Wearables and the digital world are full of possibilities—and challenges—as they bring clinical trials into the Big Data age. Whether gaining patient information from an app, a Fitbit, genetic profiles or many other growing sources of data out there, researchers now must contend with sorting through, processing and making sense of all that information. Elsevier has long been using cutting-edge technology to enhance researchers’ ability to find information in large databases and is now collaborating to share data and help build knowledge networks. Being able to mine all this Big Data has big implications for clinical trials.

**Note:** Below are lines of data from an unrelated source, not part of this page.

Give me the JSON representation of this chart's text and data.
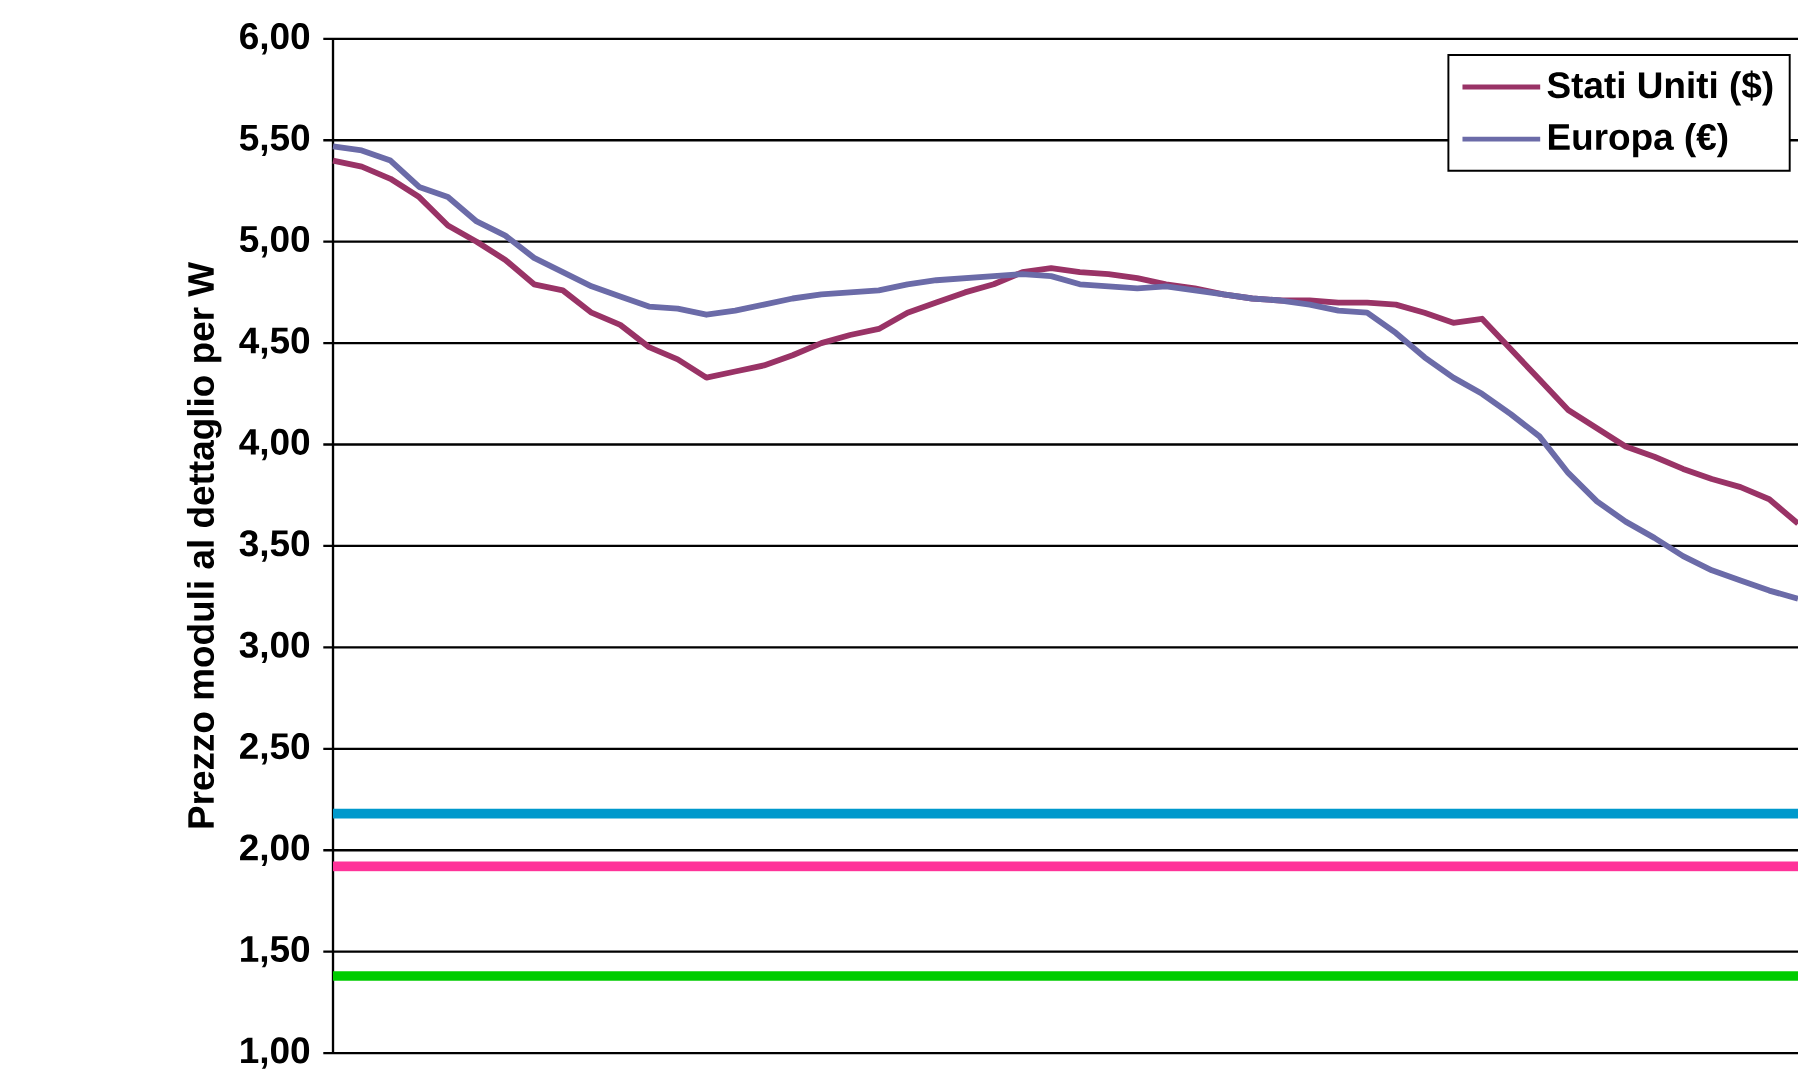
{
  "chart_data": {
    "type": "line",
    "ylabel": "Prezzo moduli al dettaglio per W",
    "categories": [
      null,
      null,
      null,
      null,
      null,
      null,
      null,
      null,
      null,
      null,
      null,
      null,
      null,
      null,
      null,
      null,
      null,
      null,
      null,
      null,
      null,
      null,
      null,
      null,
      null,
      null,
      null,
      null,
      null,
      null,
      null,
      null,
      null,
      null,
      null,
      null,
      null,
      null,
      null,
      null,
      null,
      null,
      null,
      null,
      null,
      null,
      null,
      null,
      null,
      null,
      null,
      null
    ],
    "series": [
      {
        "name": "Stati Uniti ($)",
        "color": "#993366",
        "values": [
          5.4,
          5.37,
          5.31,
          5.22,
          5.08,
          5.0,
          4.91,
          4.79,
          4.76,
          4.65,
          4.59,
          4.48,
          4.42,
          4.33,
          4.36,
          4.39,
          4.44,
          4.5,
          4.54,
          4.57,
          4.65,
          4.7,
          4.75,
          4.79,
          4.85,
          4.87,
          4.85,
          4.84,
          4.82,
          4.79,
          4.77,
          4.74,
          4.72,
          4.71,
          4.71,
          4.7,
          4.7,
          4.69,
          4.65,
          4.6,
          4.62,
          4.47,
          4.32,
          4.17,
          4.08,
          3.99,
          3.94,
          3.88,
          3.83,
          3.79,
          3.73,
          3.61
        ]
      },
      {
        "name": "Europa (€)",
        "color": "#6b6ba8",
        "values": [
          5.47,
          5.45,
          5.4,
          5.27,
          5.22,
          5.1,
          5.03,
          4.92,
          4.85,
          4.78,
          4.73,
          4.68,
          4.67,
          4.64,
          4.66,
          4.69,
          4.72,
          4.74,
          4.75,
          4.76,
          4.79,
          4.81,
          4.82,
          4.83,
          4.84,
          4.83,
          4.79,
          4.78,
          4.77,
          4.78,
          4.76,
          4.74,
          4.72,
          4.71,
          4.69,
          4.66,
          4.65,
          4.55,
          4.43,
          4.33,
          4.25,
          4.15,
          4.04,
          3.86,
          3.72,
          3.62,
          3.54,
          3.45,
          3.38,
          3.33,
          3.28,
          3.24
        ]
      }
    ],
    "ylim": [
      1,
      6
    ],
    "yticks": [
      {
        "value": 1,
        "label": "1,00"
      },
      {
        "value": 1.5,
        "label": "1,50"
      },
      {
        "value": 2,
        "label": "2,00"
      },
      {
        "value": 2.5,
        "label": "2,50"
      },
      {
        "value": 3,
        "label": "3,00"
      },
      {
        "value": 3.5,
        "label": "3,50"
      },
      {
        "value": 4,
        "label": "4,00"
      },
      {
        "value": 4.5,
        "label": "4,50"
      },
      {
        "value": 5,
        "label": "5,00"
      },
      {
        "value": 5.5,
        "label": "5,50"
      },
      {
        "value": 6,
        "label": "6,00"
      }
    ],
    "ref_lines": [
      {
        "axis": "y",
        "value": 2.18,
        "color": "#0099cc"
      },
      {
        "axis": "y",
        "value": 1.92,
        "color": "#ff3399"
      },
      {
        "axis": "y",
        "value": 1.38,
        "color": "#00cc00"
      }
    ],
    "grid": "y",
    "legend": "top right",
    "marker": "none",
    "line_style": "solid"
  }
}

In an interview with Applied Clinical Trials, James Streeter of the Oracle Health Sciences Business Unit says, “Analysis of the bigger, more diverse real-world data sets can shed light via visualizations on unknown relationships among clinical trial factors. For instance, in relation to patient centricity, safety, risk-based monitoring and genomics. Taken together, the ability to amalgamate, organize and analyze real-world data sets with structured data sets can only enhance those questions we know to ask of our clinical trials. But additionally, this capability can provide new, provable indications of hidden relationships that can precipitate better support, new hypotheses and provoke new, potentially life-saving questions that we didn’t think to ask before.”

So for all the well-deserved concerns about the difficulties and costs of traditional clinical trials, the upside is that the landscape is changing. New trial designs, recruitment strategies and technologies could all be leading to shorter, yet more effective trials. Sanofi even announced earlier this year that it is launching digital clinical trials. The times are indeed changing, and hopefully for the better.

All opinions shared in this post are the author’s own.